Поездка на экскурсию - это просто продолжение Traumdeutung.

Entstellung, переводимое как "искажение" или "транспозиция", - это то, что Фрейд считает общей предпосылкой функционирования сновидения, и это то, что я обозначил выше, вслед за Соссюром, как скольжение означаемого по означающему, которое всегда активно в дискурсе (его действие, заметим, бессознательно).

Но то, что мы называем двумя "сторонами" воздействия означающего на означаемое, обнаруживается и здесь.

Verdichtung, или "конденсация", - это структура наложения означающих, которую метафора берет в свое поле и название которой, сгущая в себе слово Dichtung, показывает, насколько этот механизм конъюнктивен с поэзией, настолько, что он перекрывает традиционную функцию, присущую поэзии.

В случае с Verschiebung, "перемещением", немецкий термин ближе к идее того отклонения от означаемого, которое мы видим в метонимии и которое с самого первого появления у Фрейда представляется как наиболее подходящее средство, используемое бессознательным для того, чтобы обойти цензуру.

Что отличает эти два механизма, играющие столь привилегированную роль в сновидении-работе (Traumarbeit), от их гомологичной функции в дискурсе? Ничего, кроме условия, налагаемого на означающий материал, называемого Rücksicht auf Darstellbarkeit, что следует перевести как "рассмотрение средств репрезентации". (Перевод "роль возможности образного выражения" здесь слишком приблизителен). Но это условие представляет собой ограничение, действующее внутри системы письма; до растворения системы в образной семиологии наравне с явлениями естественного выражения еще очень далеко. Этот факт, возможно, прольет свет на проблемы, связанные с некоторыми видами пиктографии, которые, просто потому, что они были отброшены в письменности как несовершенные, не должны, следовательно, рассматриваться как простые эволюционные этапы. Итак, скажем, что сновидение подобно салонной игре, в которой предполагается заставить зрителей угадать какое-нибудь известное изречение или его вариант исключительно с помощью немой демонстрации. То, что в сновидении используется речь, не имеет никакого значения, поскольку для бессознательного она является лишь одним из нескольких элементов представления. Именно тот факт, что и игра, и сновидение сталкиваются с нехваткой такематического материала для представления таких логических артикуляций, как причинность, противоречие, гипотеза и т. д., доказывает, что они являются формой письма, а не пантомимы.
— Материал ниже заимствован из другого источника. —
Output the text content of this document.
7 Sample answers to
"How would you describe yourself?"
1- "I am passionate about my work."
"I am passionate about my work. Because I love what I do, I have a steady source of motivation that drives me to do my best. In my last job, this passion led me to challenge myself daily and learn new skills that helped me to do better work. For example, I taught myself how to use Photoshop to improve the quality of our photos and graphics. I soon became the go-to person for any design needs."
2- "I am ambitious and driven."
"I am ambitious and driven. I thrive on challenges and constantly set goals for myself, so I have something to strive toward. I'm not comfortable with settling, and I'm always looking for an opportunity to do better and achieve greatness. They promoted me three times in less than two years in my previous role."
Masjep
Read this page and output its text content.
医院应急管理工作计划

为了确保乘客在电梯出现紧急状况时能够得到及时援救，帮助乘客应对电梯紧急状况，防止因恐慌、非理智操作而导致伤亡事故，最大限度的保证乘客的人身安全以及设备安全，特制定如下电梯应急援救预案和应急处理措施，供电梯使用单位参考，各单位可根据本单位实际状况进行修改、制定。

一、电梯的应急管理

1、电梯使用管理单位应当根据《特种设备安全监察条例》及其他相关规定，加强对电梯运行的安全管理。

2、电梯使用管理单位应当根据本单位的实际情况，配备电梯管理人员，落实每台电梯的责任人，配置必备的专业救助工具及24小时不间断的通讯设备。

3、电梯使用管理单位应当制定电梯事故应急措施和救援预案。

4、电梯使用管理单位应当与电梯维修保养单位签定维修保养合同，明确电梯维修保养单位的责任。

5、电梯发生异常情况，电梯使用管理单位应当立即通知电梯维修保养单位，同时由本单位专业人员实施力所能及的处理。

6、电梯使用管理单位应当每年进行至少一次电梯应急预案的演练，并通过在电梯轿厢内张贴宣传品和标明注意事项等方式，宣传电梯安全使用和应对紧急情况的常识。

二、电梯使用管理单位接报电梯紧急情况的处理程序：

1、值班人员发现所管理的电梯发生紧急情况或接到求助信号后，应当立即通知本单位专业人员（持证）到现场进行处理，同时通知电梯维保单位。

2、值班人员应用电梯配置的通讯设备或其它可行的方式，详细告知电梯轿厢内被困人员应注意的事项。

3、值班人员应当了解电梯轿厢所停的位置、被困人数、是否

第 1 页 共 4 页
Тонкие процессы, которые сновидение использует для репрезентации этих логических сочленений гораздо менее искусственным способом, чем обычно используют игры, являются предметом специального исследования у Фрейда, в котором мы еще раз видим подтверждение того, что работа сновидения следует законам означающего.

Остальная часть сновидения-работы обозначается Фрейдом как вторичная, характер которой указывает на ее ценность: это фантазии или дневные сновидения (Tagtraum), если использовать термин, который предпочитает Фрейд, чтобы подчеркнуть их функцию исполнения желаний (Wunscherfüllung). Учитывая тот факт, что эти фантазии могут оставаться бессознательными, их отличительной особенностью в данном случае является их знаковость. Теперь, касаясь этих фантазий, Фрейд говорит нам, что их место в сновидении - либо быть воспринятыми и использованными в качестве означающих элементов для высказывания бессознательных мыслей (Traumgedanke), либо быть использованными в только что упомянутой вторичной проработке, то есть в функции, не отличимой от нашей бодрствующей мысли (von unserem wachen Denken nicht zu unterschieden). Лучшее представление о воздействии этой функции можно получить, сравнив ее с областями цвета, которые, будучи нанесенными то тут, то там на трафаретную пластину, могут сделать трафаретные фигуры, сами по себе довольно запредельные, больше напоминающие иероглифы или ребус, похожими на фигуративную живопись.

Простите, если мне покажется, что я должен изложить текст Фрейда по буквам; я делаю это не только для того, чтобы показать, как много можно получить, если не сокращать его, но и для того, чтобы определить развитие психоанализа в соответствии с его первыми установками, которые были основополагающими и никогда не отменялись.

Однако с самого начала произошло общее осознание конституирующей роли означающего в том статусе, который Фрейд с самого начала присвоил бессознательному, причем в наиболее точной формальной манере.